Props to audiences worldwide who are connecting with a 2 hour and 20 minute opus that is as far from the new Transformers attempt as the earth is from the moon. Shows that quality film-making will always find an audience.
Would have been nice if the script were historically accurate but perhaps that is asking too much.
Ironically, because of the internet, the amount of solid new archaeological evidence being released each 24 hours in today's world would be the equivalent of ten years of time in Fawcett's era. In particular, I am referring to the material of late which suggests lost civilizations submerged in both the Atlantic and the Pacific over 12,000 years ago (see Graham Hancock's lectures for more, most free on Youtube) would explain how Brazil, centered between the two, could indeed have hosted a "lost city" which, thousands of years ago, entertained guests from both realms.
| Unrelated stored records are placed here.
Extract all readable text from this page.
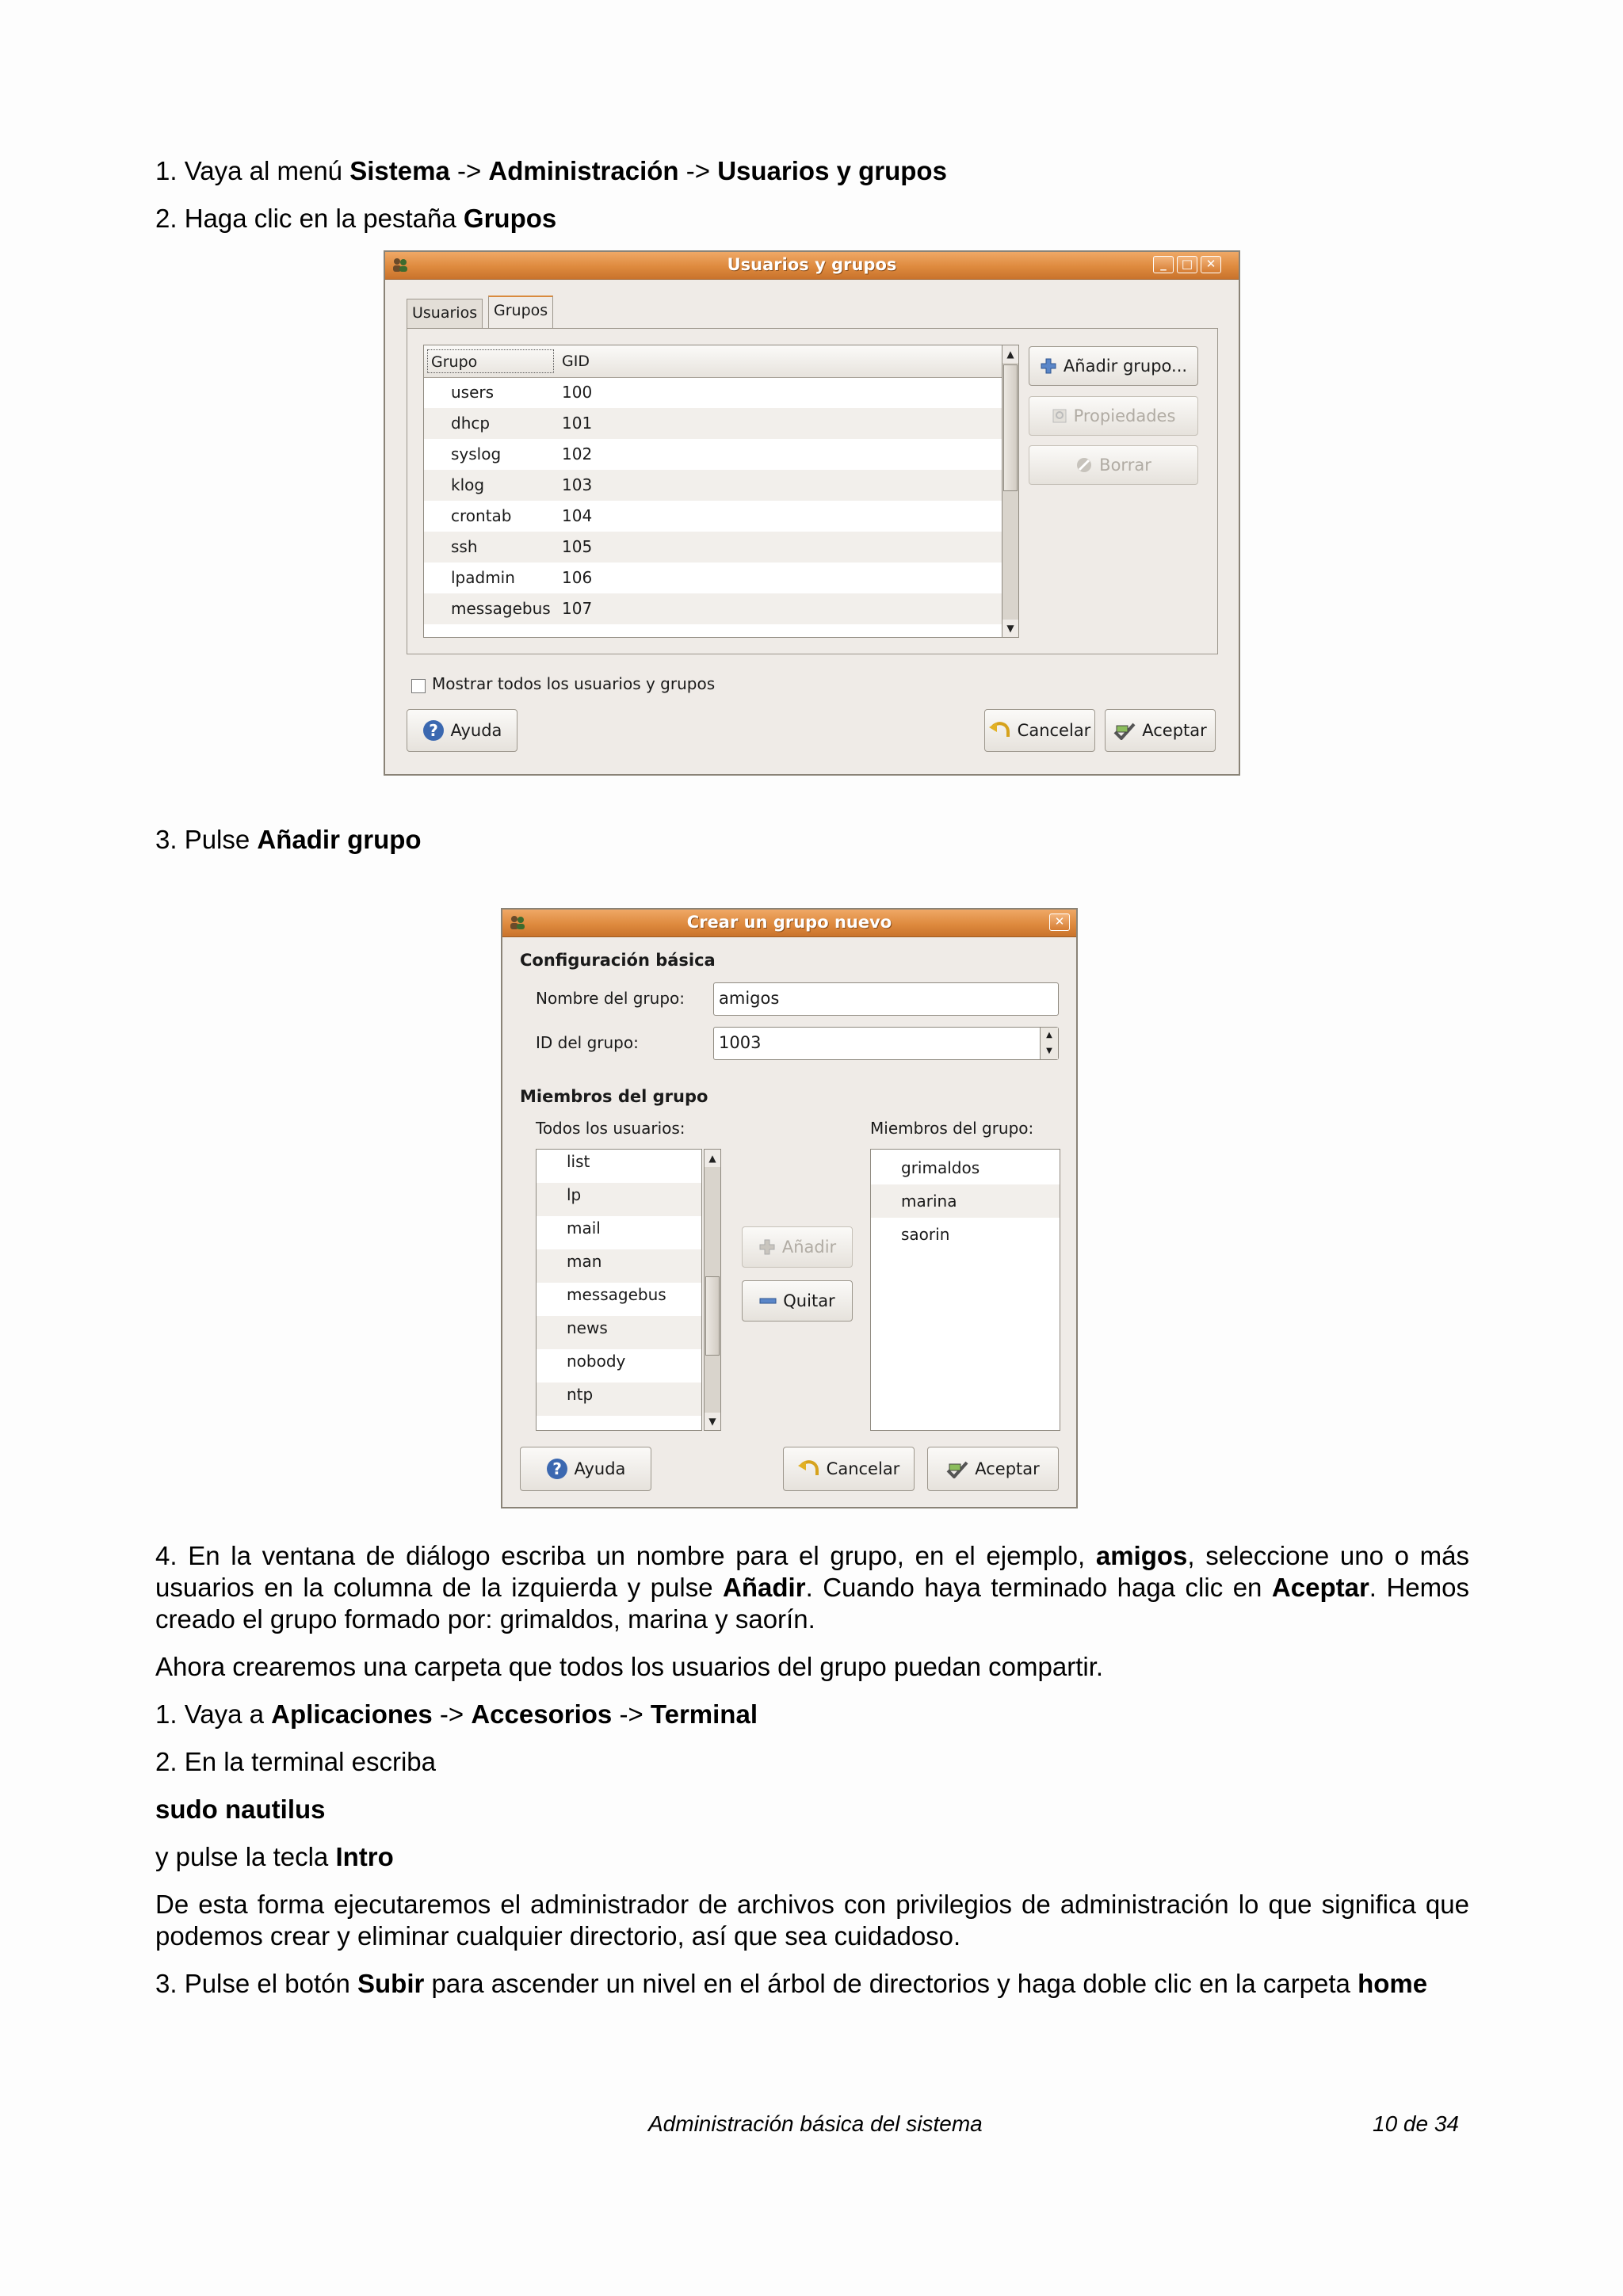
1. Vaya al menú Sistema -> Administración -> Usuarios y grupos
2. Haga clic en la pestaña Grupos
Usuarios y grupos	_	□	✕
Usuarios	Grupos
Grupo	GID
users	100
dhcp	101
syslog	102
klog	103
crontab	104
ssh	105
lpadmin	106
messagebus 107
▲
▼
Añadir grupo...
Propiedades
Borrar
Mostrar todos los usuarios y grupos
? Ayuda	Cancelar	Aceptar
3. Pulse Añadir grupo
Crear un grupo nuevo	✕
Configuración básica
Nombre del grupo:	amigos
ID del grupo:	1003	▲
▼
Miembros del grupo
Todos los usuarios:	Miembros del grupo:
list
lp
mail
man
messagebus
news
nobody
ntp
▲
▼
Añadir
Quitar
grimaldos
marina
saorin
? Ayuda	Cancelar	Aceptar
4. En la ventana de diálogo escriba un nombre para el grupo, en el ejemplo, amigos, seleccione uno o más usuarios en la columna de la izquierda y pulse Añadir. Cuando haya terminado haga clic en Aceptar. Hemos creado el grupo formado por: grimaldos, marina y saorín.
Ahora crearemos una carpeta que todos los usuarios del grupo puedan compartir.
1. Vaya a Aplicaciones -> Accesorios -> Terminal
2. En la terminal escriba
sudo nautilus
y pulse la tecla Intro
De esta forma ejecutaremos el administrador de archivos con privilegios de administración lo que significa que podemos crear y eliminar cualquier directorio, así que sea cuidadoso.
3. Pulse el botón Subir para ascender un nivel en el árbol de directorios y haga doble clic en la carpeta home
Administración básica del sistema	10 de 34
Finally -- for hard-core history buffs only -- the written diagrams preserved even today in the Archives of Rio de Janeiro ("Folio #512") which constitute the last known "communication" from the ACTUAL final, ill-fated, Fawcett expedition were discredited because "experts" of the day claimed they contained elements of different language roots, not one root, and hence "must" be fake. However, if indeed the area was a centerpoint between two now-lost civilizations originating in two different oceans, the multiple language roots would be expected and natural, and not an indication of fraud.